Interior Insulation
1. Economy
2. No adhesive
3. Decent insulation
I’m gonna try out the 50110 BoomMat.
DEI claims 85% heat absorption, and…
” Where to use:
- Floor pans
- Fire walls
- Transmission tunnels
- Behind back seats
- Inner fender wells
- Trunk floors
- Rear quarter panels
- Under headliners
- Kick panels “
Also bought a roll of the 10408 Cool Tape to seal the exposed edges of the polyester / fiberglass 50110, and secure to the floor as need be.
It’ll take a while for me to say how well it works - Seattle Fall is on the way, and I still have an oil pan & radiator to install.
BTW… I would have preferred no adhesive, but I think there’s no escaping something to hold it down. That’s why I opted for tape.
And I’ll make sure to lay out a template before cutting.
If you’re following this thread…
I’m in the process of making the template for the trans tunnel interior. Good thing I have plenty of cardboard lying around…
Since the molded foam shield/seal/doo-dad for the bellhousing-to-body is currently unavailable, I bought some Duck Brand pipe insulation.
The engine needs a good degreasing, so I’m not sweating sacrificial 2” pipe insulation* wrapped in DEI foil tape as a short-term substitution.
[*mentioned on the forum as a “quick-fix” for the bellhousing-to-body seal … we'll see how it works wrapped in foil tape.]
Next big thought, important info I’ve spent time researching in the next post…
…to be continued!
It’s been said so many times before, but the entire point of a radiator fan is to remove heat from the engine compartment.
It does that in two ways:
1) pull air through the radiator to keep the engine cool (relatively)
2) push engine compartment air out and away from the car
#2 is a critical factor.
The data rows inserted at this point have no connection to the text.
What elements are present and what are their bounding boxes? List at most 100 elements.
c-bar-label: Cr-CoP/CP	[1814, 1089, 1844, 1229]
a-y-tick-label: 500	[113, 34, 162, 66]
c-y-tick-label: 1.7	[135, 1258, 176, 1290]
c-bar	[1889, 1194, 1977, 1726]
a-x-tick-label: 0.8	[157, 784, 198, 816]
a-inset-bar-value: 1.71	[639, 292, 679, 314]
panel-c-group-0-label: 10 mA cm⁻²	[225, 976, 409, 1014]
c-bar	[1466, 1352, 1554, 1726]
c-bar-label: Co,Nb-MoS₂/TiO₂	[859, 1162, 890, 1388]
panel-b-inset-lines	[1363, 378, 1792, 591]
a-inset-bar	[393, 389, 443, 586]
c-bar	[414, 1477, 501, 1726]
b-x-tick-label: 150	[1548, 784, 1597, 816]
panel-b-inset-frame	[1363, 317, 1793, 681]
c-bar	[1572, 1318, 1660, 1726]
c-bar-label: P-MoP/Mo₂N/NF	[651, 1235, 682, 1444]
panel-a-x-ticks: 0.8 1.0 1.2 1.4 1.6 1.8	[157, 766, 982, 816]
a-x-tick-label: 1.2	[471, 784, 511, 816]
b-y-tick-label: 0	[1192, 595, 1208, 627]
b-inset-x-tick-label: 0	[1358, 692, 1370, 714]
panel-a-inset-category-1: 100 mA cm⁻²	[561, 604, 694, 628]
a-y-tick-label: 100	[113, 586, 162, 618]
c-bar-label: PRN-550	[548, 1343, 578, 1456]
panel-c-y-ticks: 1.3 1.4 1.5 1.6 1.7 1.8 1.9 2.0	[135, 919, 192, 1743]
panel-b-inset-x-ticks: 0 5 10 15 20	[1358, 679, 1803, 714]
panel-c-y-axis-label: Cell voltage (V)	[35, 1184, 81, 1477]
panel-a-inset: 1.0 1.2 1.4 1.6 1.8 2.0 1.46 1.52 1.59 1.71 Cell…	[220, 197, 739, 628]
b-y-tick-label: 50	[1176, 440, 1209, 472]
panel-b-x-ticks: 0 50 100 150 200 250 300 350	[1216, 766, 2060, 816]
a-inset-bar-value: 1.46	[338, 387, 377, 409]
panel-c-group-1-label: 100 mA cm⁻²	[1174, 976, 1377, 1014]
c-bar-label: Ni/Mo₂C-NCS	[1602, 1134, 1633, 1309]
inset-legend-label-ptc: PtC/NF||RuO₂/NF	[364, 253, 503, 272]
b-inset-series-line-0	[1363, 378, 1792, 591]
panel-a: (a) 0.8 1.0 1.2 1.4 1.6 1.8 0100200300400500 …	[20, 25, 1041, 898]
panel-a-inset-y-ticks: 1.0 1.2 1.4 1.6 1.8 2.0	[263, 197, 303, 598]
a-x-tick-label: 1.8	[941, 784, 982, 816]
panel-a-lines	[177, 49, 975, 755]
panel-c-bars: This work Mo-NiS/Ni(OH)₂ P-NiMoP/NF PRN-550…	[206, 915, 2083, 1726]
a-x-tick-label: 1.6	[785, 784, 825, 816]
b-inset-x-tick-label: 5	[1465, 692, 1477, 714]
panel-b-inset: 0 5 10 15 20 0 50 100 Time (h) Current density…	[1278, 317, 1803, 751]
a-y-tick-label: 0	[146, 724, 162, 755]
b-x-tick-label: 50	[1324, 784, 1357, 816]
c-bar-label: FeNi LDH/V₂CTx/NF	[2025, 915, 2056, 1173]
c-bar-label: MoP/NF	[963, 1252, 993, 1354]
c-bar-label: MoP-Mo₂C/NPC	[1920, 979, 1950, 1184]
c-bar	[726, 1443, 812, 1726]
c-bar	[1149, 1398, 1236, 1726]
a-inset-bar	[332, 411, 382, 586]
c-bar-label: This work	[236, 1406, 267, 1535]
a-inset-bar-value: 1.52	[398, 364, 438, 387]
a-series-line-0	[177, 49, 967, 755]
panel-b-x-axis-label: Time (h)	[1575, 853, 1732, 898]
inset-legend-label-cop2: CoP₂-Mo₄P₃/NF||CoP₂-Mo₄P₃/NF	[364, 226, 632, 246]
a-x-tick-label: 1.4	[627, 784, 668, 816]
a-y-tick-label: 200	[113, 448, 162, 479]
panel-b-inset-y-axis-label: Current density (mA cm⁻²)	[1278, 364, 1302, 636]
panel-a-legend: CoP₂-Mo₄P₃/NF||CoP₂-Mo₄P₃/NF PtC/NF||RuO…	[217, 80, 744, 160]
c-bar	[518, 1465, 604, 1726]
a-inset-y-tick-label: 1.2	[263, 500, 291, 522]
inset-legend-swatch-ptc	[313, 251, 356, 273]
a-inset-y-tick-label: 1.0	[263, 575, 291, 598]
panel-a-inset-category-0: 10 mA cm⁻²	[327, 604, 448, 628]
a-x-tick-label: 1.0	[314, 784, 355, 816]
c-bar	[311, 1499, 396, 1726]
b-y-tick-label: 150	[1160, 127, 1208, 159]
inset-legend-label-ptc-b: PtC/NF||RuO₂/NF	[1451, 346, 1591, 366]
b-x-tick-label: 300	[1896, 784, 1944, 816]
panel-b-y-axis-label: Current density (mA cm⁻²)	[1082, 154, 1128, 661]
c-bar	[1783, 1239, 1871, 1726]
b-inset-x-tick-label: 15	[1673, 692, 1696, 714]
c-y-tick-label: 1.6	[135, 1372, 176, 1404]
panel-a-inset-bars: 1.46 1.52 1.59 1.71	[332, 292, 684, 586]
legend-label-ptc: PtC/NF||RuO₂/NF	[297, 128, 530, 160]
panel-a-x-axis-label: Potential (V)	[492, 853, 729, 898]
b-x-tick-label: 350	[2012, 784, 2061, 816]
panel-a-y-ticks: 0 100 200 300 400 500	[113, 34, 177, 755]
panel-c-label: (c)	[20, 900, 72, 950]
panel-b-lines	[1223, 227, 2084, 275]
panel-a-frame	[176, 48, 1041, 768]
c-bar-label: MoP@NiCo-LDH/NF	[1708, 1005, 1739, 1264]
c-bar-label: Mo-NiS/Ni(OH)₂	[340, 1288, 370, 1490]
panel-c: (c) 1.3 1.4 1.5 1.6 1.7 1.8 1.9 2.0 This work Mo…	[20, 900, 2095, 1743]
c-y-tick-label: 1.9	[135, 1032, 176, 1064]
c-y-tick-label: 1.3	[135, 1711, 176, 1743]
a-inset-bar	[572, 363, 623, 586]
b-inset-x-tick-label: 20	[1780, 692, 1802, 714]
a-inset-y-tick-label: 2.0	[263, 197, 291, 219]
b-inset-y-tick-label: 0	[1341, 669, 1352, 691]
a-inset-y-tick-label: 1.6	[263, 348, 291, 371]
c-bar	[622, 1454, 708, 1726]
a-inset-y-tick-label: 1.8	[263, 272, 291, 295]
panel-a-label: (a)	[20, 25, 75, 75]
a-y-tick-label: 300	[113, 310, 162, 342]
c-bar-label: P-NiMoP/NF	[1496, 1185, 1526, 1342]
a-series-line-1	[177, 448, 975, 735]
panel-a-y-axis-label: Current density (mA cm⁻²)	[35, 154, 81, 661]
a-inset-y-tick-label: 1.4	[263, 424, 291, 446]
It’s why the trans tunnel seal, radiator seals, air dam, and fender/firewall ‘splash’ shields were installed.
Once the heat has been removed from the radiator, it still needs to be evacuated from the engine compartment.
I was able to do this on the Suburban with a [better than OEM] fan, and REMOVING some undershielding - she don’t have louvered fenders like a C3 … and sits higher, with a better CFM mechanical fan. [Still hits ~210° at the hottest, 190° thermostat, 454 swap, larger radiator, no issues so far.]
We’ve got these beautiful roadsters, practically sitting on the ground, so - yeah - get that heat out through the fender louvers/vents/gills/etc.. and if the triangular shields are in good shape & flow correctly, heat removed.
Block/shield/seal the trans tunnel and force that hot air down and away, through the louvers or down-out under the car. Whatever it takes to keep the fiberglass from absorbing any heat.
I’m still on the fence about whether electric fans can perform #2, knowing darn well that they’ll take care of #1.
Thanks for reading - I just wanted to reiterate the importance of the 2 functions of a radiator fan.